Diário do Alentejo

Mulheres invisíveis
Opinião

Mulheres invisíveis

Vítor Encarnação, professor

26 de maio 2023 - 13:00

Há mulheres que se distinguiam perfeitamente. Assumiram o corpo, a alma, a sensualidade, a vontade, a independência. Fugiram às gerações das avós e das mães, trilharam outros caminhos, tomaram outras decisões, renegaram tradições e costumes que perpetuavam uma circunstância. A mulher subalterna, diminuída, encurtada, ergueu-se. Há mulheres que se viam claramente. Deixaram de limpar casas e limparam a opacidade do seu tempo, vieram para as ruas, para os cafés, para a igualdade, para a emancipação, para a vida plena.
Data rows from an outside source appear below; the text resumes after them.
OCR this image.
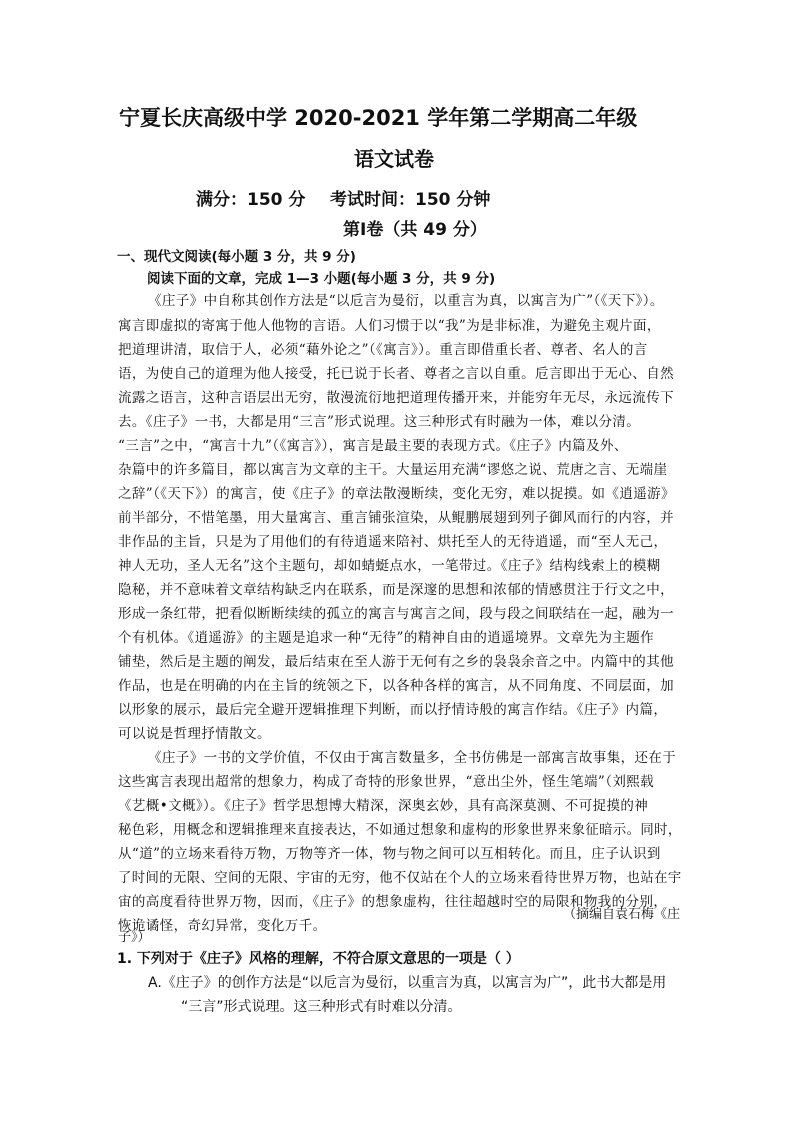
宁夏长庆高级中学 2020-2021 学年第二学期高二年级
语文试卷
满分：150 分 考试时间：150 分钟
第Ⅰ卷（共 49 分）
一、现代文阅读(每小题 3 分，共 9 分)
阅读下面的文章，完成 1—3 小题(每小题 3 分，共 9 分)
《庄子》中自称其创作方法是“以卮言为曼衍，以重言为真，以寓言为广”（《天下》）。
寓言即虚拟的寄寓于他人他物的言语。人们习惯于以“我”为是非标准，为避免主观片面，
把道理讲清，取信于人，必须“藉外论之”（《寓言》）。重言即借重长者、尊者、名人的言
语，为使自己的道理为他人接受，托已说于长者、尊者之言以自重。卮言即出于无心、自然
流露之语言，这种言语层出无穷，散漫流衍地把道理传播开来，并能穷年无尽，永远流传下
去。《庄子》一书，大都是用“三言”形式说理。这三种形式有时融为一体，难以分清。
“三言”之中，“寓言十九”（《寓言》），寓言是最主要的表现方式。《庄子》内篇及外、
杂篇中的许多篇目，都以寓言为文章的主干。大量运用充满“谬悠之说、荒唐之言、无端崖
之辞”（《天下》）的寓言，使《庄子》的章法散漫断续，变化无穷，难以捉摸。如《逍遥游》
前半部分，不惜笔墨，用大量寓言、重言铺张渲染，从鲲鹏展翅到列子御风而行的内容，并
非作品的主旨，只是为了用他们的有待逍遥来陪衬、烘托至人的无待逍遥，而“至人无己，
神人无功，圣人无名”这个主题句，却如蜻蜓点水，一笔带过。《庄子》结构线索上的模糊
隐秘，并不意味着文章结构缺乏内在联系，而是深邃的思想和浓郁的情感贯注于行文之中，
形成一条红带，把看似断断续续的孤立的寓言与寓言之间，段与段之间联结在一起，融为一
个有机体。《逍遥游》的主题是追求一种“无待”的精神自由的逍遥境界。文章先为主题作
铺垫，然后是主题的阐发，最后结束在至人游于无何有之乡的袅袅余音之中。内篇中的其他
作品，也是在明确的内在主旨的统领之下，以各种各样的寓言，从不同角度、不同层面，加
以形象的展示，最后完全避开逻辑推理下判断，而以抒情诗般的寓言作结。《庄子》内篇，
可以说是哲理抒情散文。
《庄子》一书的文学价值，不仅由于寓言数量多，全书仿佛是一部寓言故事集，还在于
这些寓言表现出超常的想象力，构成了奇特的形象世界，“意出尘外，怪生笔端”（刘熙载
《艺概•文概》）。《庄子》哲学思想博大精深，深奥玄妙，具有高深莫测、不可捉摸的神
秘色彩，用概念和逻辑推理来直接表达，不如通过想象和虚构的形象世界来象征暗示。同时，
从“道”的立场来看待万物，万物等齐一体，物与物之间可以互相转化。而且，庄子认识到
了时间的无限、空间的无限、宇宙的无穷，他不仅站在个人的立场来看待世界万物，也站在宇
宙的高度看待世界万物，因而，《庄子》的想象虚构，往往超越时空的局限和物我的分别，
恢诡谲怪，奇幻异常，变化万千。
（摘编自袁石梅《庄
子》）
1. 下列对于《庄子》风格的理解，不符合原文意思的一项是（ ）
A.《庄子》的创作方法是“以卮言为曼衍，以重言为真，以寓言为广”，此书大都是用
“三言”形式说理。这三种形式有时难以分清。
Há mulheres que durante anos foram visíveis, faróis de brilho e sedução e depois esmoreceram, foram lentamente sucumbido ao peso dos maridos, dos filhos, das pessoas, dos hábitos, da sua rua, dos costumes, da comunidade. Sem se aperceberem que retrocediam, recolheram às casas, às boas maneiras, deixaram de se achar bonitas, já não precisavam de achar bonitas, deixaram de cuidar de si, despentearam-se, voltaram a vestir roupas largas de algodão, confortáveis, mas frias aos olhos do desejo, voltaram atrás no tempo, devolveram tudo de mão beijada. E de vez em quando, apenas em ocasiões especiais, formais, socialmente aceites, um casamento, um batizado, voltam a brilhar.

E sentem-se tão bem, outra vez tão belas, outra vez tão inteiras.  Quando a festa acaba, às vezes ainda nem é meia-noite, regressam à sua condição feminina. Há mulheres que se foram tornando invisíveis. Por entre tanta coisa que têm para fazer, nem elas deram por isso.